Distribution of the number of particles in the final state of hadron-nucleus collisions

TL;DR

This paper discusses how proton-nucleus collisions at the LHC can reveal detailed fluctuations in gluon density, using the color dipole model to connect particle counts to gluon distributions.

Contribution

It introduces a method to relate particle number fluctuations in proton-nucleus collisions to gluon density statistics, supported by numerical calculations.

Findings

Analytical results linking particle counts to gluon distributions.

Preliminary numerical calculations support the analytical framework.

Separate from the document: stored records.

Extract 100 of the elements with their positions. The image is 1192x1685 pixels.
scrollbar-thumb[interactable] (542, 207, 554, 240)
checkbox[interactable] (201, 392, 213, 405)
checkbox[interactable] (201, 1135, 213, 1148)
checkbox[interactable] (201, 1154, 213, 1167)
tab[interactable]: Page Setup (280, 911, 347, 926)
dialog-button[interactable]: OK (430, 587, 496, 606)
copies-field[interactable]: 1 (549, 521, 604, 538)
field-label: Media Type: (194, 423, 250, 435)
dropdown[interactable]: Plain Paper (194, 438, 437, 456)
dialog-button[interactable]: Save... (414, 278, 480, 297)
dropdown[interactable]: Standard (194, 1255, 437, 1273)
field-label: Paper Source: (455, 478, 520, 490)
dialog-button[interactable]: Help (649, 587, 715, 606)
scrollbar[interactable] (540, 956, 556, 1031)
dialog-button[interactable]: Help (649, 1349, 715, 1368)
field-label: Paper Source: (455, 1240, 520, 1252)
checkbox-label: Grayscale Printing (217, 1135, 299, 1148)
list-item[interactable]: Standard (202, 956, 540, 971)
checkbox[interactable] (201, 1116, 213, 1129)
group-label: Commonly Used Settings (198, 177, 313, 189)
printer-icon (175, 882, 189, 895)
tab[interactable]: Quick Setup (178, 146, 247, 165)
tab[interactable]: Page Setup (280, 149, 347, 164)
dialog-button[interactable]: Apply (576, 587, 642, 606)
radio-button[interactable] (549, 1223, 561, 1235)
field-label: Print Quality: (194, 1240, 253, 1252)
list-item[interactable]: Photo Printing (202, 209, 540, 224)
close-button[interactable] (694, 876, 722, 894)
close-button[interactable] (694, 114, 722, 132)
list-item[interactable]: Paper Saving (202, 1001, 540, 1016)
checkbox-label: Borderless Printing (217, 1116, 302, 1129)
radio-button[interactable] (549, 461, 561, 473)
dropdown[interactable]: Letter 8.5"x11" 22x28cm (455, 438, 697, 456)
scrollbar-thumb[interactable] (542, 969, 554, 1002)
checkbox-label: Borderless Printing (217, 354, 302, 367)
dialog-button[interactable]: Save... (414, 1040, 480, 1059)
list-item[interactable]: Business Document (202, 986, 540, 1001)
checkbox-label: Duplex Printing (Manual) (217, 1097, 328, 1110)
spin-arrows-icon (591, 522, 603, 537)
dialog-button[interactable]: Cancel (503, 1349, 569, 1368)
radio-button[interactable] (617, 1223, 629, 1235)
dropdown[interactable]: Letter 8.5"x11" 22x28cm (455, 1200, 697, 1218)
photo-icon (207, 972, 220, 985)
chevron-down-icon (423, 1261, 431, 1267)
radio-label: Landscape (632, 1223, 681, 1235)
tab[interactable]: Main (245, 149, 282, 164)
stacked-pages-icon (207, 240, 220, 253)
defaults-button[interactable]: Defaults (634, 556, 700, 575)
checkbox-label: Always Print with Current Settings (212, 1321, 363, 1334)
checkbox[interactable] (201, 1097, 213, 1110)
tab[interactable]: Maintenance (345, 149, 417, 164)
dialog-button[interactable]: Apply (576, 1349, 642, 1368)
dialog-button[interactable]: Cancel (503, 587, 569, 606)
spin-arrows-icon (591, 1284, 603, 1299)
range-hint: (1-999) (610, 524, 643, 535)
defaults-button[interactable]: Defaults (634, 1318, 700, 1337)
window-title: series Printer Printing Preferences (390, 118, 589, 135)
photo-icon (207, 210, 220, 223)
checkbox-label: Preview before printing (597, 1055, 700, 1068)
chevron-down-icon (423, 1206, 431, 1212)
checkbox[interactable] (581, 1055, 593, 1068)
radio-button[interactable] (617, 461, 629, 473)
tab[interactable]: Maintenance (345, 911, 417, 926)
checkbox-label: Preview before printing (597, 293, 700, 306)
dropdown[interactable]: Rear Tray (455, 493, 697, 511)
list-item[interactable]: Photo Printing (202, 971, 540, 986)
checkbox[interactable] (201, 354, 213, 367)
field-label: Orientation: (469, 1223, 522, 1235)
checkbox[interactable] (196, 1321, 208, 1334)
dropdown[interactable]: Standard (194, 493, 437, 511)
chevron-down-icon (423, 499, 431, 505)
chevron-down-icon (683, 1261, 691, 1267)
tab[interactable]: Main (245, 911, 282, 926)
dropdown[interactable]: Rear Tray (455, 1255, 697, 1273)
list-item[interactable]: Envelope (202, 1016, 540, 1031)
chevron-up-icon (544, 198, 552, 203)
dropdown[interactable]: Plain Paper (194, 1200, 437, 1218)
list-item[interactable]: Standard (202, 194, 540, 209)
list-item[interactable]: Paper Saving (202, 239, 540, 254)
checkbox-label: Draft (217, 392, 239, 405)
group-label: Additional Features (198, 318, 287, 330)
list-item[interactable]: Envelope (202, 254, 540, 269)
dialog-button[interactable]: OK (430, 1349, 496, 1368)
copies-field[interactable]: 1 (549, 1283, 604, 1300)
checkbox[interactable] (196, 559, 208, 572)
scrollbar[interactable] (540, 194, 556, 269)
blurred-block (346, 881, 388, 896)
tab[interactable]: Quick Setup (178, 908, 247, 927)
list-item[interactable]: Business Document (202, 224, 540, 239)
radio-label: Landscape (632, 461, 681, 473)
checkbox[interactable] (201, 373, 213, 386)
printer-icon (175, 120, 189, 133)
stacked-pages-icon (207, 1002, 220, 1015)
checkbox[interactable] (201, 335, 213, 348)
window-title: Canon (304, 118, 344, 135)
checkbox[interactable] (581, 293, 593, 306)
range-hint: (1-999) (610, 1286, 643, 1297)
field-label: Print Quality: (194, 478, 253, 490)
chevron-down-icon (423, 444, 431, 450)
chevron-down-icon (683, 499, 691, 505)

Potential to access gluon fluctuation statistics at the LHC.

Abstract

Recently, Liou, Mueller and Munier have argued that proton-nucleus collisions at the LHC may give access to the full statistics of the event-by-event fluctuations of the gluon density in the proton. Indeed, the number of particles produced in an event in rapidity slices in the fragmentation region of the proton may, under some well-defined assumptions, be directly related to the number of gluons which have a transverse momentum larger than the nuclear saturation scale present in the proton at the time of the interaction with the nucleus. A first calculation of the probability distribution of the number of gluons in a hadron was performed, using the color dipole model. In this talk, we review this proposal, and present preliminary numerical calculations which support the analytical results obtained so far.